Blood Investigations for Suspected Liver Infarction
In suspected liver infarction, comprehensive laboratory testing should include liver function tests, coagulation profile, complete blood count, and specific tests to evaluate for vascular occlusion and underlying causes.
Core Laboratory Tests
Liver Function Tests
- Transaminases (ALT/AST): Typically markedly elevated (often >5-10× ULN) in liver infarction 1
- Alkaline phosphatase and GGT: May be elevated, especially with biliary involvement 1
- Bilirubin: Total and direct bilirubin to assess liver function 1
- Albumin and total protein: To evaluate synthetic function 1
Coagulation Profile
- Prothrombin time/INR: Essential to assess liver synthetic function 2
- Activated partial thromboplastin time (aPTT): To evaluate coagulation status 2
- Fibrinogen: May be decreased in severe liver damage 2
- D-dimer: Often elevated in vascular occlusion 2
Complete Blood Count
- Platelet count: May be decreased due to consumption or underlying liver disease 2
- Hemoglobin/hematocrit: To assess for anemia or hemoconcentration 2
- White blood cell count: May show leukocytosis in response to tissue necrosis 2
Specialized Tests for Vascular Evaluation
Thrombophilia Workup
- Factor VIII and von Willebrand factor levels: May help distinguish consumptive coagulopathy from adaptive changes in liver disease 2
- Antithrombin levels: Decreased levels may suggest consumptive coagulopathy 2
Cardiac Assessment
- Cardiac enzymes (troponin, CK-MB): To evaluate for cardiac causes of hepatic hypoperfusion 2
- ECG: To assess for arrhythmias or myocardial infarction that could lead to embolic events 2
Tests to Rule Out Alternative Diagnoses
Viral Hepatitis Panel
- Hepatitis B serology: HBsAg, anti-HBc 2
- Hepatitis C antibody: With reflex RNA testing if positive 2
- Hepatitis E testing: Particularly in acute presentations 2
Autoimmune Markers
- Antinuclear antibody (ANA): To rule out autoimmune hepatitis 2
- Anti-smooth muscle antibody (ASMA): For autoimmune hepatitis 2
- Immunoglobulin levels (IgG, IgM, IgA): May be elevated in autoimmune conditions 2
Additional Considerations
Toxicology
- Toxicology screen: To rule out drug-induced liver injury 2
- Acetaminophen level: If overdose is suspected 2
- Alcohol markers: Ethyl-glucuronide, phosphatidylethanol if alcohol hepatitis suspected 2
Metabolic Assessment
- Blood glucose: Hypoglycemia may mimic or result from severe liver injury 2
- Electrolytes and renal function: To assess for multiorgan involvement 2
Clinical Pearls and Pitfalls
- Pattern recognition is crucial: Liver infarction typically presents with a marked hepatocellular pattern of injury (R value ≥5) 2
- Traditional coagulation tests may be misleading: PT/INR and aPTT only partially evaluate hemostasis in liver disease and may overestimate bleeding risk 2
- Consider global hemostasis tests: Thromboelastography (TEG) or rotational thromboelastometry (ROTEM) may provide better assessment of coagulation status in liver disease 2
- Serial testing is important: Monitor trends in laboratory values, as rapid changes may indicate ongoing infarction or improvement 2
- Imaging correlation is essential: Laboratory findings should be interpreted in conjunction with imaging studies (ultrasound with Doppler, CT, or MRI) to confirm vascular occlusion 2, 3
When to Expedite Evaluation
- ALT/AST >5× ULN
- ALT/AST >3× ULN with total bilirubin ≥2× ULN
- Evidence of hepatic decompensation (elevated INR, encephalopathy)

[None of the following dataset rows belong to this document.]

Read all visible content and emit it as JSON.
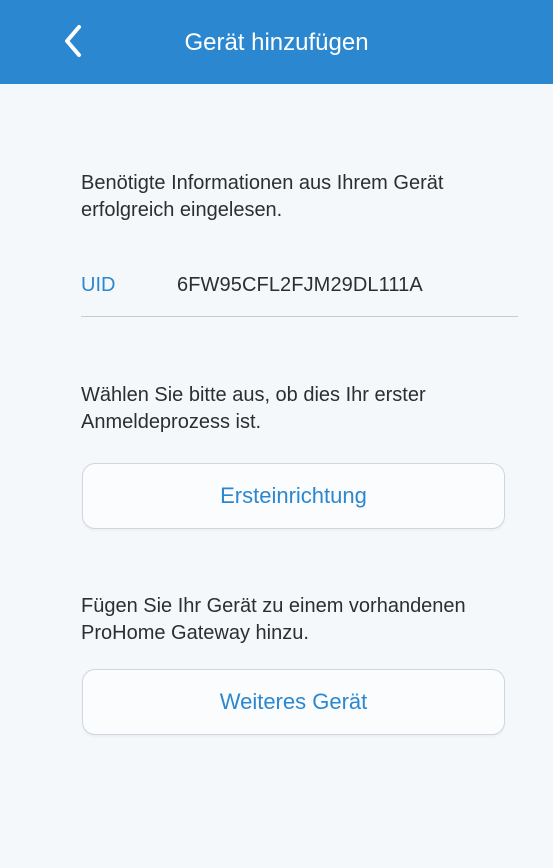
{
  "header": {
    "title": "Gerät hinzufügen",
    "back_icon": "chevron-left-icon"
  },
  "info": {
    "intro": "Benötigte Informationen aus Ihrem Gerät erfolgreich eingelesen.",
    "uid_label": "UID",
    "uid_value": "6FW95CFL2FJM29DL111A"
  },
  "setup": {
    "prompt": "Wählen Sie bitte aus, ob dies Ihr erster Anmeldeprozess ist.",
    "first_setup_button": "Ersteinrichtung"
  },
  "gateway": {
    "prompt": "Fügen Sie Ihr Gerät zu einem vorhandenen ProHome Gateway hinzu.",
    "additional_device_button": "Weiteres Gerät"
  },
  "colors": {
    "accent": "#2b88d0",
    "background": "#f4f8fb",
    "text": "#2b2f33"
  }
}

- Rapid deterioration of laboratory values 1
Liver infarction is rare due to the dual blood supply (hepatic artery and portal vein), and typically occurs only when both vascular supplies are compromised 4, 3. Therefore, laboratory evaluation should focus not only on assessing liver injury but also on identifying potential vascular causes and underlying hypercoagulable states.